MDS Corruption: ceph_assert(!p) in MDCache::add_inode - ceph-users

18 Dec 2020

This is attempt #3 to submit this issue to this mailing list. I don't
expect this to be received. I give up.

I have an issue with MDS corruption which so far I haven't been able to
resolve using the recovery steps I've found online. I'm on v15.2.6. I've
tried all the recovery steps mentioned here, except copying the pool:
https://docs.ceph.com/en/latest/cephfs/disaster-recovery-experts/

When I try to start an MDS instance, it crashes after a few seconds.
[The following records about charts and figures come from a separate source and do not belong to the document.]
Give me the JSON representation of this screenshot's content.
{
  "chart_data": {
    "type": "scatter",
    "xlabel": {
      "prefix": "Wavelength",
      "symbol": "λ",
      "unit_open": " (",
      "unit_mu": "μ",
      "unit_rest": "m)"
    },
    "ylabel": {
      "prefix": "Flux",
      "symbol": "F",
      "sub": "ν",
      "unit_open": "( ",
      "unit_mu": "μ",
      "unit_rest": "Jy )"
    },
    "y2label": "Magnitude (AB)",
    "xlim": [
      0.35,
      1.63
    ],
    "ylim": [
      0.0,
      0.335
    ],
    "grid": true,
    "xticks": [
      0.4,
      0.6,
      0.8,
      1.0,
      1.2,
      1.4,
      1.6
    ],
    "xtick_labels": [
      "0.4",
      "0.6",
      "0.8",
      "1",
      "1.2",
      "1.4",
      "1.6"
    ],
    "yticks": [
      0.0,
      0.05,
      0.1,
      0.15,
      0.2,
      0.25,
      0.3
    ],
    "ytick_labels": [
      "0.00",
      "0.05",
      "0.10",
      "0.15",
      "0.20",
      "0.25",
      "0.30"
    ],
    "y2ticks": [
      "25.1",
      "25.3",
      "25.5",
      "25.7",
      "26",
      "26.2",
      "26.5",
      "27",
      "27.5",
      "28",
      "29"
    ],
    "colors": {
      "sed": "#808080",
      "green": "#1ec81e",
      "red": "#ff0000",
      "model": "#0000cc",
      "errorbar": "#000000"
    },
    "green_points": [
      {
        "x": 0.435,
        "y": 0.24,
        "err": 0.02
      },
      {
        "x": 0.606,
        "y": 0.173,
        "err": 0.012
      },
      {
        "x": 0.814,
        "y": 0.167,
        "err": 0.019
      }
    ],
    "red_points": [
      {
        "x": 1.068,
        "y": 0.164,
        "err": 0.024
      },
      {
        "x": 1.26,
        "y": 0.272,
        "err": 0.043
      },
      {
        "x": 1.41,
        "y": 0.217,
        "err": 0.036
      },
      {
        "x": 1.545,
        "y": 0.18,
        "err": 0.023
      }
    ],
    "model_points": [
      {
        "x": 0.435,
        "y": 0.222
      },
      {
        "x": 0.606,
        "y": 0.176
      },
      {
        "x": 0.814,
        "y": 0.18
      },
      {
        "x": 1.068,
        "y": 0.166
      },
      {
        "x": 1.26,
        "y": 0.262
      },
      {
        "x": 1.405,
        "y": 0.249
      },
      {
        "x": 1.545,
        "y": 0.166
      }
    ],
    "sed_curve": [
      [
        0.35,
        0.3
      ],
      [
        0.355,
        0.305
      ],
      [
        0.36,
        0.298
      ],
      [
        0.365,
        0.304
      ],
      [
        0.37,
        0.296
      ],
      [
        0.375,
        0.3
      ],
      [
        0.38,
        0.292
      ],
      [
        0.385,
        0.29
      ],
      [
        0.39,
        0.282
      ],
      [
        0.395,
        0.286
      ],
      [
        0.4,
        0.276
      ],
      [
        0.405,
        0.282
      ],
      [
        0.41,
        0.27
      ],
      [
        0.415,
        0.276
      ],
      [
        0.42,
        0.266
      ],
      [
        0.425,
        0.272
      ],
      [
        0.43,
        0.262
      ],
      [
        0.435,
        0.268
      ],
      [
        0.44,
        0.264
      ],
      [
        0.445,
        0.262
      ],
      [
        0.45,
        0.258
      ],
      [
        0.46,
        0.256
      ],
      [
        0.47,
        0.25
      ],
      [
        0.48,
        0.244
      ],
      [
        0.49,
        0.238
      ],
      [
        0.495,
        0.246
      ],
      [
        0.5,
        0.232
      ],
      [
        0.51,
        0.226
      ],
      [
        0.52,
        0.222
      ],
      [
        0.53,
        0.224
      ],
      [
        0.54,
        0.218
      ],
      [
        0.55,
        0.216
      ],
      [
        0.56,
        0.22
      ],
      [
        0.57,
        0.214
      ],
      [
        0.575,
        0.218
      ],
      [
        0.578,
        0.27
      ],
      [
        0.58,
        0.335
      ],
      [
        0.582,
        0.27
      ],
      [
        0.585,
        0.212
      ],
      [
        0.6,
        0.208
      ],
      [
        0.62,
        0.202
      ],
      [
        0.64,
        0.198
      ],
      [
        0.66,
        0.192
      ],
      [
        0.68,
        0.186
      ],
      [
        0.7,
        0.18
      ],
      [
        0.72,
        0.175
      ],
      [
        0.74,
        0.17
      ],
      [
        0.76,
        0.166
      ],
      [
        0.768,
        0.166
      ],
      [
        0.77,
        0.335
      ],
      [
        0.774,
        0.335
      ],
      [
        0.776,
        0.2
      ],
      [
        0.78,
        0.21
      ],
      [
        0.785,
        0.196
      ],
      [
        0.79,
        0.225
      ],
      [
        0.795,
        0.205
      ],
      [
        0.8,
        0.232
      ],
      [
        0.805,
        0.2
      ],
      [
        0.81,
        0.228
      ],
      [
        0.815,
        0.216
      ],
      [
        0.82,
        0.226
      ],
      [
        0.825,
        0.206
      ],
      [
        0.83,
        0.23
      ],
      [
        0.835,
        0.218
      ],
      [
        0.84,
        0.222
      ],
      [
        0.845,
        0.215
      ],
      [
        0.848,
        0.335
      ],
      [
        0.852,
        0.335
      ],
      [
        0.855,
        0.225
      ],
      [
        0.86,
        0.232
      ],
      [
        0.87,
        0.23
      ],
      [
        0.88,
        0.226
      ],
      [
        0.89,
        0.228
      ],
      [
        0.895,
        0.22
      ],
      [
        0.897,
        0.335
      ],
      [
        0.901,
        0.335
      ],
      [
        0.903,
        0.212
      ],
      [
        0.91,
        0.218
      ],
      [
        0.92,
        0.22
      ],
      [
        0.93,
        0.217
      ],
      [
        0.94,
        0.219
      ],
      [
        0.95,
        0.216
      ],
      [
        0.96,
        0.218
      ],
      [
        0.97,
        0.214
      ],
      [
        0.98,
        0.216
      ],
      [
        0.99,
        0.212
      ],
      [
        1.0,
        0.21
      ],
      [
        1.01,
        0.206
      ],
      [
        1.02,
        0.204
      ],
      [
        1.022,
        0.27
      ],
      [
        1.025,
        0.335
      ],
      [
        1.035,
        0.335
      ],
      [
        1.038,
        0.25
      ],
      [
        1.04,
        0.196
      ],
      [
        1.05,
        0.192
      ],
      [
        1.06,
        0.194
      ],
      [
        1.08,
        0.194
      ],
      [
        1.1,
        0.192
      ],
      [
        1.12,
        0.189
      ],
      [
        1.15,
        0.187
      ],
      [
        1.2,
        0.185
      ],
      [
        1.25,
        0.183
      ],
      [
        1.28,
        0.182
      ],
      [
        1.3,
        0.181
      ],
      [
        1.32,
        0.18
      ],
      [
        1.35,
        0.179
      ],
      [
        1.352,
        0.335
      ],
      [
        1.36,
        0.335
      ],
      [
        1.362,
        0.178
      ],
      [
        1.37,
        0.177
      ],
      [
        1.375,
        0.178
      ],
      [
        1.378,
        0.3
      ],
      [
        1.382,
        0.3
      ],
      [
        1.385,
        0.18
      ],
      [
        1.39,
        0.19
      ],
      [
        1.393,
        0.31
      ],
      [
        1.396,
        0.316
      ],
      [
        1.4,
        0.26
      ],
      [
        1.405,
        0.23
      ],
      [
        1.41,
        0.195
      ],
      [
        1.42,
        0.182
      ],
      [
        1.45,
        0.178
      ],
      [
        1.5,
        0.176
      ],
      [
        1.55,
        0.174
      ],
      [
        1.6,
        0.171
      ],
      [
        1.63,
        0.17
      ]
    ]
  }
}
It
logs a bunch of "bad backtrace on directory inode" errors before failing on
an assertion in MDCache::add_inode, line 313:
https://github.com/ceph/ceph/blob/cb8c61a60551b72614257d632a574d420064c17a/…

Here's the output of journalctl -xe: https://pastebin.com/9g1UJaKQ

I asked in the IRC channel, and it was suggested I might be able to
manually delete the duplicate inodes using the RADOS API, though I don't
know specifically how I would do that. I have also cloned the code and
built Ceph with the problem assertion replaced with a return, but I haven't
tried using it yet and I'm saving that as my last resort. I'd appreciate
any help you all can give.

Thank you,
- Brandon Lyon